Should ISPs who make too much cash from rural superfast broadband deployments have to pay it back, asks government
Written by Natasha Lomas, Contributor

Should ISPs who make too much cash from rural superfast broadband deployments have to pay it back, asks government

The government has launched a consultation on how a fund to take superfast broadband to areas of the country likely to be missed by commercial rollouts should be spent - and whether it should seek to claw back grants given to broadband companies that end up making too much money from such areas.

The fund, expected to total £1bn over seven years, is the government's answer to bridging the UK's fibre gap. The looming problem with superfast broadband is that commercial providers are only likely to extend services to around 70 per cent of the country, bypassing areas that are less populous or harder to reach, and therefore more difficult for them to make a profit from.
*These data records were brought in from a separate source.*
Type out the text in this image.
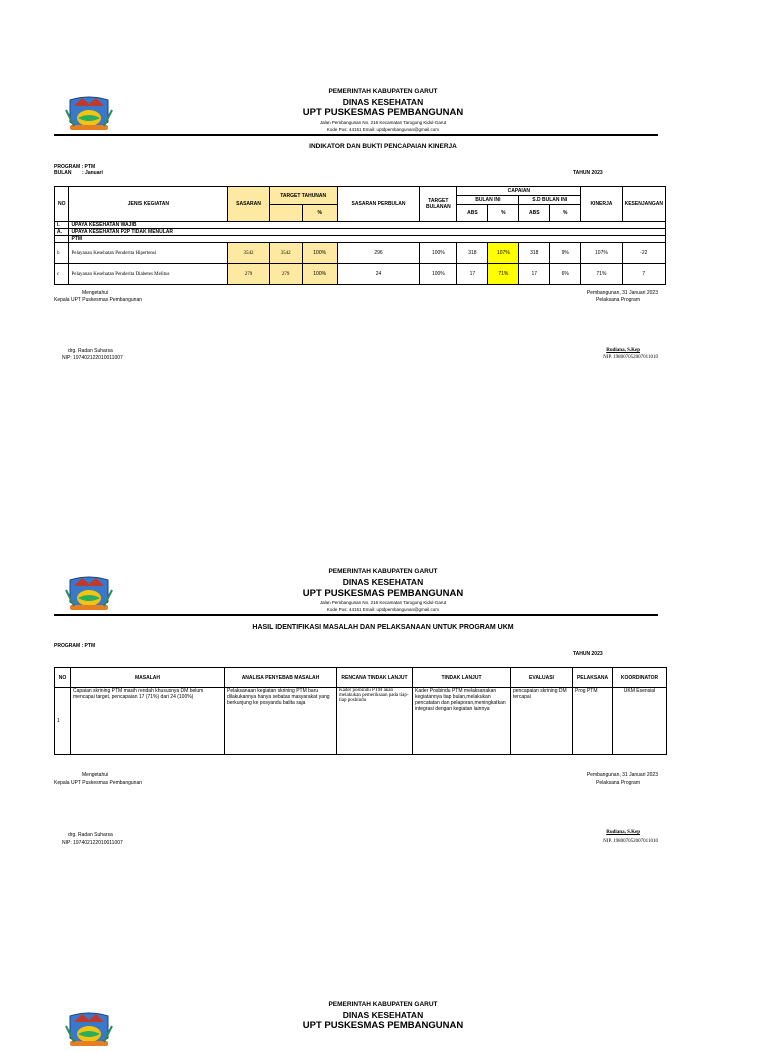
PEMERINTAH KABUPATEN GARUT
DINAS KESEHATAN
UPT PUSKESMAS PEMBANGUNAN
Jalan Pembangunan No. 216 Kecamatan Tarogong Kidul-Garut
Kode Pos: 44151 Email: uptdpembangunan@gmail.com
INDIKATOR DAN BUKTI PENCAPAIAN KINERJA
PROGRAM : PTM
BULAN : Januari	TAHUN 2023
NO	JENIS KEGIATAN	SASARAN	TARGET TAHUNAN		SASARAN PERBULAN	TARGET BULANAN	CAPAIAN				KINERJA	KESENJANGAN
							BULAN INI		S.D BULAN INI			
				%			ABS	%	ABS	%		
I.	UPAYA KESEHATAN WAJIB											
A.	UPAYA KESEHATAN P2P TIDAK MENULAR											
	PTM											
b	Pelayanan Kesehatan Penderita Hipertensi	3542	3542	100%	296	100%	318	107%	318	9%	107%	-22
c	Pelayanan Kesehatan Penderita Diabetes Melitus	279	279	100%	24	100%	17	71%	17	6%	71%	7
Mengetahui
Kepala UPT Puskesmas Pembangunan
Pembangunan, 31 Januari 2023
Pelaksana Program
drg. Radan Suharsa
NIP: 197402122010011007
Rudiana, S.Kep
NIP. 198007052007011010
PEMERINTAH KABUPATEN GARUT
DINAS KESEHATAN
UPT PUSKESMAS PEMBANGUNAN
Jalan Pembangunan No. 216 Kecamatan Tarogong Kidul-Garut
Kode Pos: 44151 Email: uptdpembangunan@gmail.com
HASIL IDENTIFIKASI MASALAH DAN PELAKSANAAN UNTUK PROGRAM UKM
PROGRAM : PTM
TAHUN 2023
NO	MASALAH	ANALISA PENYEBAB MASALAH	RENCANA TINDAK LANJUT	TINDAK LANJUT	EVALUASI	PELAKSANA	KOORDINATOR
1	Capaian skrining PTM masih rendah khususnya DM belum mencapai target, pencapaian 17 (71%) dari 24 (100%)	Pelaksanaan kegiatan skrining PTM baru dilakukannya hanya sebatas masyarakat yang berkunjung ke posyandu balita saja	Kader posbindu PTM akan melakukan pemeriksaan pada tiap-tiap posbindu	Kader Posbindu PTM melaksanakan kegiatannya tiap bulan,melakukan pencatatan dan pelaporan,meningkatkan integrasi dengan kegiatan lainnya	pencapaian skrining DM tercapai	Prog PTM	UKM Esensial
Mengetahui
Kepala UPT Puskesmas Pembangunan
Pembangunan, 31 Januari 2023
Pelaksana Program
drg. Radan Suharsa
NIP: 197402122010011007
Rudiana, S.Kep
NIP. 198007052007011010
PEMERINTAH KABUPATEN GARUT
DINAS KESEHATAN
UPT PUSKESMAS PEMBANGUNAN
The £1bn pot, known as the Next Generation Fund, is aimed at helping to push superfast fibre services to at least 90 per cent of the UK - so rural, remote and less-populated areas aren't forced to go without fibre.
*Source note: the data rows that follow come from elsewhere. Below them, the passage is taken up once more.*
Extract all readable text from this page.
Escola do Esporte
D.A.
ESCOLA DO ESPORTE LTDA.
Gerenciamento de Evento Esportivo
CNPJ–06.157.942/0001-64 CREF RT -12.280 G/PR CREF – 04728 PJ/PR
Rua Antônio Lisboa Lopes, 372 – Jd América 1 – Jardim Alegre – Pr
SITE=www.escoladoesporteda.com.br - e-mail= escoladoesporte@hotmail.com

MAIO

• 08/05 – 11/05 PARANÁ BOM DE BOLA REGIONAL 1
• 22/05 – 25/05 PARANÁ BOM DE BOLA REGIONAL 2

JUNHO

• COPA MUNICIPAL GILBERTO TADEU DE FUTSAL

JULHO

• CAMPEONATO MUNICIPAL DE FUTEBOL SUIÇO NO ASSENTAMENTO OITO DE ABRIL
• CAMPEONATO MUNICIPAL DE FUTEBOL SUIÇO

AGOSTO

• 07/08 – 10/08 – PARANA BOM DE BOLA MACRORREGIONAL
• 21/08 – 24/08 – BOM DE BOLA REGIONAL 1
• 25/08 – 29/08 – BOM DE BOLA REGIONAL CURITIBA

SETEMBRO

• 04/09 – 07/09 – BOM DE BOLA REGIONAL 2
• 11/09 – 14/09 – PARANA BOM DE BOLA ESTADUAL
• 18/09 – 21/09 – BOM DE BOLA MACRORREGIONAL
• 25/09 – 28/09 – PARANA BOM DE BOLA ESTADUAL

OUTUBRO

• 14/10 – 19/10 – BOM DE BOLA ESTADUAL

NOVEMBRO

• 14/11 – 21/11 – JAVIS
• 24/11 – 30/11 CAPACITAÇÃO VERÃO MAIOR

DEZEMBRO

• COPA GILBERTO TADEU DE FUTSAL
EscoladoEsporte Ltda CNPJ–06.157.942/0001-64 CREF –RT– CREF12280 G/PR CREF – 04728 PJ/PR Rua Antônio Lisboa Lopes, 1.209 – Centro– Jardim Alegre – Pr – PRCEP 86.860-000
The fund will come from the so-called Next Generation Levy - a 50p per month tax on landlines announced in the Digital Britain report last year.


BT marks out a fibre-to-the-cabinet site in London - but when will the countryside get fibre?
(Photo credit: hairyeggg via Flickr.com under the following Creative Commons licence)
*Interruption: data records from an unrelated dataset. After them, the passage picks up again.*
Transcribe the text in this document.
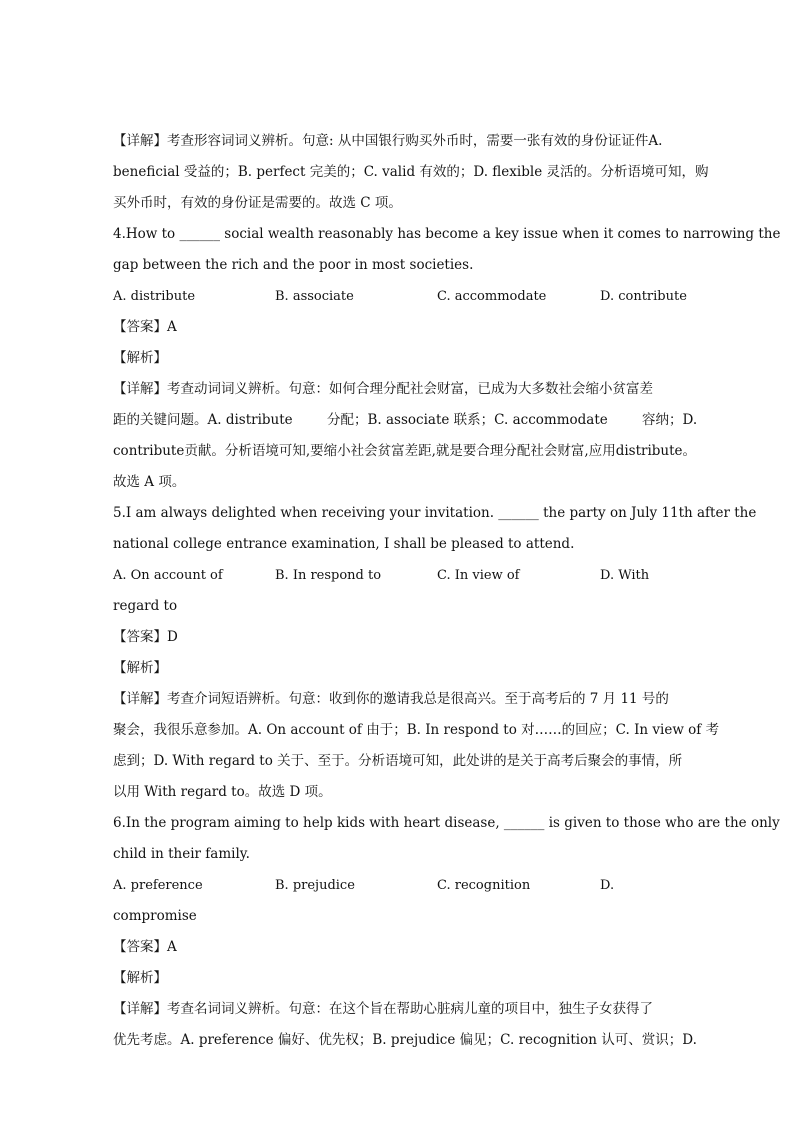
【详解】考查形容词词义辨析。句意: 从中国银行购买外币时，需要一张有效的身份证证件A.
beneficial 受益的；B. perfect 完美的；C. valid 有效的；D. flexible 灵活的。分析语境可知，购
买外币时，有效的身份证是需要的。故选 C 项。
4.How to ______ social wealth reasonably has become a key issue when it comes to narrowing the
gap between the rich and the poor in most societies.
A. distribute	B. associate	C. accommodate	D. contribute
【答案】A
【解析】
【详解】考查动词词义辨析。句意：如何合理分配社会财富，已成为大多数社会缩小贫富差
距的关键问题。A. distribute        分配；B. associate 联系；C. accommodate        容纳；D.
contribute贡献。分析语境可知,要缩小社会贫富差距,就是要合理分配社会财富,应用distribute。
故选 A 项。
5.I am always delighted when receiving your invitation. ______ the party on July 11th after the
national college entrance examination, I shall be pleased to attend.
A. On account of	B. In respond to	C. In view of	D. With
regard to
【答案】D
【解析】
【详解】考查介词短语辨析。句意：收到你的邀请我总是很高兴。至于高考后的 7 月 11 号的
聚会，我很乐意参加。A. On account of 由于；B. In respond to 对……的回应；C. In view of 考
虑到；D. With regard to 关于、至于。分析语境可知，此处讲的是关于高考后聚会的事情，所
以用 With regard to。故选 D 项。
6.In the program aiming to help kids with heart disease, ______ is given to those who are the only
child in their family.
A. preference	B. prejudice	C. recognition	D.
compromise
【答案】A
【解析】
【详解】考查名词词义辨析。句意：在这个旨在帮助心脏病儿童的项目中，独生子女获得了
优先考虑。A. preference 偏好、优先权；B. prejudice 偏见；C. recognition 认可、赏识；D.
The levy, which the government estimates will raise £175m per year, has not made it onto the statue books yet but the government says it will be included in the upcoming Finance Bill - which is expected to pass into law this year, before the general election.

The consultation on how the money should be spent was launched today by the Department for Business, Innovation and Skills. It will run for 12 weeks and take in opinions from telcos, mobile operators, mobile phone manufacturers, network infrastructure companies, software and hardware businesses, ISPs, regional groups, and government and disability groups.

The consultation document includes several questions on where and how the fund should be spent, including whether the government should consider recovering money from ISPs granted money from the fund to deploy fibre in underserved areas and which later find themselves making unexpected profits.

"In order to avoid winning bidders [of grants from the Next Generation Fund] being effectively granted a windfall, it may be appropriate to look at methods of 'clawing back' a proportion or the entire amount awarded from the Fund, if there is a return on the investment greater than a certain level," the document says.

The document also moots the idea of implementing a sliding scale for any claw back scheme, whereby the rate of money clawed back increases as the ROI on fibre deployments grows. Asked whether the government would seek to redistribute any cash clawed back in this way to those who paid the Levy or if the Treasury would retain it, a spokeswomen for BIS said it is too early to say. "The claw-back scheme is part of the consultation process - it's something that we're looking at - so how the money is used from the claw-back scheme, if it goes ahead, it would be too early to say because that's the whole point of the consultation," she said.

Other areas the government is consulting on include ways of ensuring there is competition within the new networks; whether its all-open access network approach is the right one; national versus local approaches to deployment; procurement options; and how to set adequate quality of service requirements.